Unfortunately, there are some equity release fraudsters who will try to defraud older people out of their money or even their entire house or flat. The HomeOwners Alliance, an independent organisation that advocates for the rights of property owners in the UK, notes one case where a home agent had to pay a fine of 1 million for convincing people to accept reduced prices for selling their properties even though he secretly knew they were worth more, and then he sold the homes at a greater value and kept the difference in sale profit.
Unscrupulous private equity lenders might also try to upsell homeowners to take on more expensive loans than they need, or they may downplay or hide certain fees until it’s too late and the property owner is now subject to a binding legal agreement to pay them.
Think about selling your home instead of equity release
Instead of pursuing equity release, you could instead decide to sell your home and then use the proceeds to either downsize to a smaller facility or to fund your long-term care at a retirement home or similar site.
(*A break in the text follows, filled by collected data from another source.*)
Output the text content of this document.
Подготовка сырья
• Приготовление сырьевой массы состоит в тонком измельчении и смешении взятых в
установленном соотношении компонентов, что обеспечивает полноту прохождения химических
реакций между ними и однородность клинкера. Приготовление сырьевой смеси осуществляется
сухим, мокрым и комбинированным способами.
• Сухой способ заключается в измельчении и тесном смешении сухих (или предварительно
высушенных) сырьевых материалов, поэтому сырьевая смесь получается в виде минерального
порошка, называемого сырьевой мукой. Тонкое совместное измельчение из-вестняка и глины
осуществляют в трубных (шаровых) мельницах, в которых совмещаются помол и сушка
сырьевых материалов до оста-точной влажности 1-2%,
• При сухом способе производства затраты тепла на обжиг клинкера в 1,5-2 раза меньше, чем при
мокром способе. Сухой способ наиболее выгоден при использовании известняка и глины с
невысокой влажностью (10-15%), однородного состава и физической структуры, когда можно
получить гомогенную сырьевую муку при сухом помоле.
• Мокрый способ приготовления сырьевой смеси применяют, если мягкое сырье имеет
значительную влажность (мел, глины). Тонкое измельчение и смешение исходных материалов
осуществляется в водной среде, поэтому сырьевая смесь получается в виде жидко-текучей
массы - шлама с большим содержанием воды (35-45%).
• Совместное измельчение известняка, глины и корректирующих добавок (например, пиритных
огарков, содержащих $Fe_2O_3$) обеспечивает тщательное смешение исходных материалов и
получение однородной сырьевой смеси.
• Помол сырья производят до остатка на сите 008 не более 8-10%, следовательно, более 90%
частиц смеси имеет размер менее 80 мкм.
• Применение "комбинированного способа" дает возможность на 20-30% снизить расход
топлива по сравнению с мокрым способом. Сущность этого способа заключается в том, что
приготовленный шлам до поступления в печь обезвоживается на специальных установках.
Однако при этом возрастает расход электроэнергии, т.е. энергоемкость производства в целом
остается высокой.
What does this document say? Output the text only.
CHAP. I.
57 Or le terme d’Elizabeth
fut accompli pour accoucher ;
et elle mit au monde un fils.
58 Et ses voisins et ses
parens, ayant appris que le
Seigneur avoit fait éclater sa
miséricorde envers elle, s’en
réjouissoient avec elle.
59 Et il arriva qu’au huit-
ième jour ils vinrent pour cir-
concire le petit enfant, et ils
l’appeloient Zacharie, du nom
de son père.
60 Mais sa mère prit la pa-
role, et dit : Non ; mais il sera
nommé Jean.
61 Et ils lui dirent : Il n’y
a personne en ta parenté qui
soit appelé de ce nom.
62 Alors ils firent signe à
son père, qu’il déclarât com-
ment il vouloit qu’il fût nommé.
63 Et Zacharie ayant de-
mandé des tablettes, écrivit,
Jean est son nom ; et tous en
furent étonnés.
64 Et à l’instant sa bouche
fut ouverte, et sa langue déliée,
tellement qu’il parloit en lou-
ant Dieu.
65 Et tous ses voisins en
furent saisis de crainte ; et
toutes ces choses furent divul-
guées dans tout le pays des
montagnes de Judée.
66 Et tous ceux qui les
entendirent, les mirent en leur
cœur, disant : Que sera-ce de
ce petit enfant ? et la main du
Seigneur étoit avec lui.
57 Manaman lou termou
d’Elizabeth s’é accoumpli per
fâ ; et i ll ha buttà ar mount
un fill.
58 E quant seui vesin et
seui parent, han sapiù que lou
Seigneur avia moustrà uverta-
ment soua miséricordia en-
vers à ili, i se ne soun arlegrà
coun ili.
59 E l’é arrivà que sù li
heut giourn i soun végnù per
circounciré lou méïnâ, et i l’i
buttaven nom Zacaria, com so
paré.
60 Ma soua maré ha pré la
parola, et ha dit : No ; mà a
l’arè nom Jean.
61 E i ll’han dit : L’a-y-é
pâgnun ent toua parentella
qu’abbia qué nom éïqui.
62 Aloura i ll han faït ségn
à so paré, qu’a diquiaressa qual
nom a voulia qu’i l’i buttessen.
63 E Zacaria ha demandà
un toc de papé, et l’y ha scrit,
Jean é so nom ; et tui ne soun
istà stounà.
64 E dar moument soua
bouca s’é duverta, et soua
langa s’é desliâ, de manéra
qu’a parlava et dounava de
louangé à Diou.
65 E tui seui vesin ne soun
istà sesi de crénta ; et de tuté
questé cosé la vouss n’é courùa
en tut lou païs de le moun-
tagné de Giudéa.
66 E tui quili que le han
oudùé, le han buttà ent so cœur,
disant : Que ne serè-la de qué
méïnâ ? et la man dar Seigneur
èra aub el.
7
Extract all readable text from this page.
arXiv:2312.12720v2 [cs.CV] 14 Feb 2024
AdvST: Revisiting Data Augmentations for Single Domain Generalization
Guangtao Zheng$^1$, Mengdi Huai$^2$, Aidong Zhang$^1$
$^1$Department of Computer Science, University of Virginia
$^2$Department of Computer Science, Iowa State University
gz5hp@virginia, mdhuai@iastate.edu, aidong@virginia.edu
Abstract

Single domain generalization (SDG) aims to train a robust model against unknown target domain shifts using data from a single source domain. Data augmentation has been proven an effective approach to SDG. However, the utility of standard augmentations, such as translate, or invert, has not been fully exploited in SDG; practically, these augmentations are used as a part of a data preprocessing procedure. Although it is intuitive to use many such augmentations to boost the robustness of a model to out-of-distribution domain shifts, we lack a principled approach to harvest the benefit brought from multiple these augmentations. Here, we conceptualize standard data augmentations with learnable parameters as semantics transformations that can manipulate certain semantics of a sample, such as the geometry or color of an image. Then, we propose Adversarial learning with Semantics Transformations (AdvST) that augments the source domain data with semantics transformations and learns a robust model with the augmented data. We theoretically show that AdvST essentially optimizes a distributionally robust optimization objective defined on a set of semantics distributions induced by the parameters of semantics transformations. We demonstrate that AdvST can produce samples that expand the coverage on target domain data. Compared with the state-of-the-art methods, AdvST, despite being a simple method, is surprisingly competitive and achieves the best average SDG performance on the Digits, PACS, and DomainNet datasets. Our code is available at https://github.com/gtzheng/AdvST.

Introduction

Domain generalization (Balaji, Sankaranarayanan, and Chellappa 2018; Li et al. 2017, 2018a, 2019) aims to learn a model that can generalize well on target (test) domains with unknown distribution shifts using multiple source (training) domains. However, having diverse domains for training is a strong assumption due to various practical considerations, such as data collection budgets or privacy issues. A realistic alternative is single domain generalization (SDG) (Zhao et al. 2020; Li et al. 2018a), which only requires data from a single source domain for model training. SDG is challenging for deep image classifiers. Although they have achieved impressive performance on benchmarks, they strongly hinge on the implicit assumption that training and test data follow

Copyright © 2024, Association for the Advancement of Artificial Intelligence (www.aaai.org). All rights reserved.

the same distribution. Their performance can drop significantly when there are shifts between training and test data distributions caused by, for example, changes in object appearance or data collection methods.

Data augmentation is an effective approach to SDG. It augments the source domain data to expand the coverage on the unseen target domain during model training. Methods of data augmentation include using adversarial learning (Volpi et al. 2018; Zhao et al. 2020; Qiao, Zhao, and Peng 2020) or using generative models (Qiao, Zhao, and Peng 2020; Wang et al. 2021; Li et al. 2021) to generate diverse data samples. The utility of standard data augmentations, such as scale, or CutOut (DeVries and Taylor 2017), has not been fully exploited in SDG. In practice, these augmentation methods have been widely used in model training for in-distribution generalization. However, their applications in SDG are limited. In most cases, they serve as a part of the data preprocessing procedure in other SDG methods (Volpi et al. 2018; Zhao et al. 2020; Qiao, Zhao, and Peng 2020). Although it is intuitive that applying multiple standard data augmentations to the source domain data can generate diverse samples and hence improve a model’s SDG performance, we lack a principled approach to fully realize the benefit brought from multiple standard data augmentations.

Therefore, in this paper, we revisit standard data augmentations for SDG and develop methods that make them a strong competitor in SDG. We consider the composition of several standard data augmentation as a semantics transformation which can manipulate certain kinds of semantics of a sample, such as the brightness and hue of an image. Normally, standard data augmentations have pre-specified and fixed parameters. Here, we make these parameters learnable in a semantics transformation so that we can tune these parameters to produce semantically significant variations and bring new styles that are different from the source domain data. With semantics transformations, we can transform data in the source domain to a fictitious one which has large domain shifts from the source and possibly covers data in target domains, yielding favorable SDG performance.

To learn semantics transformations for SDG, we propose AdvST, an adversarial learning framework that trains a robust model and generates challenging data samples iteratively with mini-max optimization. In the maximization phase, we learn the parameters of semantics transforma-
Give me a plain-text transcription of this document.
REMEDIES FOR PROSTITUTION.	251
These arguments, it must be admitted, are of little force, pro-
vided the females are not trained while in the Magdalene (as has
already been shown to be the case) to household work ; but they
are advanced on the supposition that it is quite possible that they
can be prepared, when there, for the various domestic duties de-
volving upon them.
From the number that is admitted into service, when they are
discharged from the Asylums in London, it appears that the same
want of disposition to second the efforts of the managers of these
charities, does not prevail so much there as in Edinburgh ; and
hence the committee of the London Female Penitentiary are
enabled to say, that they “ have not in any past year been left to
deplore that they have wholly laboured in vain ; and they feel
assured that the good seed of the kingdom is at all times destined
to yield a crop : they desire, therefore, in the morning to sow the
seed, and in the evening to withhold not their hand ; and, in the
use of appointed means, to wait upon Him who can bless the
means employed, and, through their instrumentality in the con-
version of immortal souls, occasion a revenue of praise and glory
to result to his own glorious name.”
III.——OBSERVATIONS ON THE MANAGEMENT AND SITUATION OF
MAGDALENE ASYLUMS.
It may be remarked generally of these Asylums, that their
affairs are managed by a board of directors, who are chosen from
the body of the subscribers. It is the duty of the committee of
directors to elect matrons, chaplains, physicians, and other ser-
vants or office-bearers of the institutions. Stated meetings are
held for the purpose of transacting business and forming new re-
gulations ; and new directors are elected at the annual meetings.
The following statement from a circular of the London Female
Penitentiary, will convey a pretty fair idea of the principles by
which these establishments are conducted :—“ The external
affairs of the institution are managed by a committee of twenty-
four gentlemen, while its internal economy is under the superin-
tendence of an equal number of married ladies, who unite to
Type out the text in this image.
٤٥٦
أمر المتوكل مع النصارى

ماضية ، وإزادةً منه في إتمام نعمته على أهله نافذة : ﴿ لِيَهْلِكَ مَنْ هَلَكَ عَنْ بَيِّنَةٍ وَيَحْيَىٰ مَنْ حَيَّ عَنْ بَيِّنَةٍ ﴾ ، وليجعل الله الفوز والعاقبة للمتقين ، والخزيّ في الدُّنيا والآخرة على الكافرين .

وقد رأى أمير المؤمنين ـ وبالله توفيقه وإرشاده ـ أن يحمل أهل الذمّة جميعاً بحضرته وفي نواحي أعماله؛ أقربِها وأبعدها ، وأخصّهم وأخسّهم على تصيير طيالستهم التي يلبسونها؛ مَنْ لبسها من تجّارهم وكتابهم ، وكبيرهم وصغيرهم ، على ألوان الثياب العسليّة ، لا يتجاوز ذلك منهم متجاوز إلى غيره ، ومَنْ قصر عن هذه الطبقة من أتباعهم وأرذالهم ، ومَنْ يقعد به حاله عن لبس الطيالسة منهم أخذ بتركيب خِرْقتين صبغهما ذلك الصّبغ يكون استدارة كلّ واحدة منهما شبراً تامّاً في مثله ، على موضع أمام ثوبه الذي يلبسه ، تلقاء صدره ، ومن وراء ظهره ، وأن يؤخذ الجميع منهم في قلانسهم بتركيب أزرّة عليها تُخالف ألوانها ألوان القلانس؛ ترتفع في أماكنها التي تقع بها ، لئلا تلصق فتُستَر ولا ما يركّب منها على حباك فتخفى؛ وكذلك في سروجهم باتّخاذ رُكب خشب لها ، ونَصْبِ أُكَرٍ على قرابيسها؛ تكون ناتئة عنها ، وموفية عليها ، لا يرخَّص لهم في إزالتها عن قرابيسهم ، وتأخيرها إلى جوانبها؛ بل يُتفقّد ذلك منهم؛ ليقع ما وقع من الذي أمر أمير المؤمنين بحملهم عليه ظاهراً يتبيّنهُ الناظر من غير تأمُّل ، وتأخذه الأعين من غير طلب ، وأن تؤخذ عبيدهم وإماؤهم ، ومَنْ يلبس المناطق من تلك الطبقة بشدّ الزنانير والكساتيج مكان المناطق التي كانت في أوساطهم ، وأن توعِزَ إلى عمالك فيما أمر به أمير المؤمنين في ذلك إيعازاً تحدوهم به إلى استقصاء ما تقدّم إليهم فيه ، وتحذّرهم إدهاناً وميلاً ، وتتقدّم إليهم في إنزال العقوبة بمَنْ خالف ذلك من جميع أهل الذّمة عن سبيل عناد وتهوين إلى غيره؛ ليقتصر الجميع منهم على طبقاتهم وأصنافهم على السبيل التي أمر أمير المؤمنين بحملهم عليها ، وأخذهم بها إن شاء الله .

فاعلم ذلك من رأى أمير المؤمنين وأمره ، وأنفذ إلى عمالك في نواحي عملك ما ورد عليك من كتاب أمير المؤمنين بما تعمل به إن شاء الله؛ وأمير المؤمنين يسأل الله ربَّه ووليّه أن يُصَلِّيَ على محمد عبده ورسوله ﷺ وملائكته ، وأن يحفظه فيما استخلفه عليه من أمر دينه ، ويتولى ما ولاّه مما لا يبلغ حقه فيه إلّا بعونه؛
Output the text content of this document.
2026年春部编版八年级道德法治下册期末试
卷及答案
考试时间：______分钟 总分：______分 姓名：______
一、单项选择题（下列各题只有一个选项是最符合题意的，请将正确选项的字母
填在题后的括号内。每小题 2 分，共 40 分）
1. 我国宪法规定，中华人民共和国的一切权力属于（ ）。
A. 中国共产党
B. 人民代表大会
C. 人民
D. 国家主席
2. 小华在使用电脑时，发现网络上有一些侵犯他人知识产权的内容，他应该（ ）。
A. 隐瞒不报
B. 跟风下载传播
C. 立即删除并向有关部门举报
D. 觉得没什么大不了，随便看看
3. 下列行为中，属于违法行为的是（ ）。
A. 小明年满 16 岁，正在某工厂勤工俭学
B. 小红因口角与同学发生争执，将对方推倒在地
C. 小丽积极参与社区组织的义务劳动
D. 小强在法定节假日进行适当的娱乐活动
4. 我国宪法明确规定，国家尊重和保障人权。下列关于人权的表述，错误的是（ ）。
This has the benefit of avoiding any of the complicated lending terms and agreements, and instead focuses on a simple effort to find a buyer for your home.
If you’d prefer to sell your home, you will have to decide between using an estate agent, a property auctioneer, or a fast home buyer like LDN Properties.
Estate agents will reduce plenty of stress from the selling process because they’ll be responsible for advertising your home’s listing and hosting viewings where potential buyers come to see the property. But you might be waiting many months, or in worst case scenarios even more than a year, before you receive a serious offer from a buyer. And remember that you will have to pay the estate agent possibly large commission for their work selling your home.
Auctions can be a gamble because you never know if your home will receive zero bids, in which case it won’t sell, or only just one bid at the reserve price, which is the lowest possible value at which you are comfortable with your property selling. Auctions can be much quicker than selling via an estate agent, although you can expect the entire process to take at least a couple of months. And you will also have to pay auctioneers commission for the work that they do.
Fast home buyers are usually able to complete the purchase of most properties within a handful of weeks, and that includes all aspects of buying your home such as paying you the proceeds and exchanging contracts. You won’t have to put up with any viewings from strangers, and another benefit is that the reputable quick property buyers will never charge you any fees.
Make a decision that will help you achieve your goals
It might seem overwhelming when trying to decide between equity release and selling your home, and the right decision is going to depend on the precise reasons for why you need a large amount of cash soon. You should carefully consider the various pros and cons of both approaches carefully to help you figure out which option will be best for you.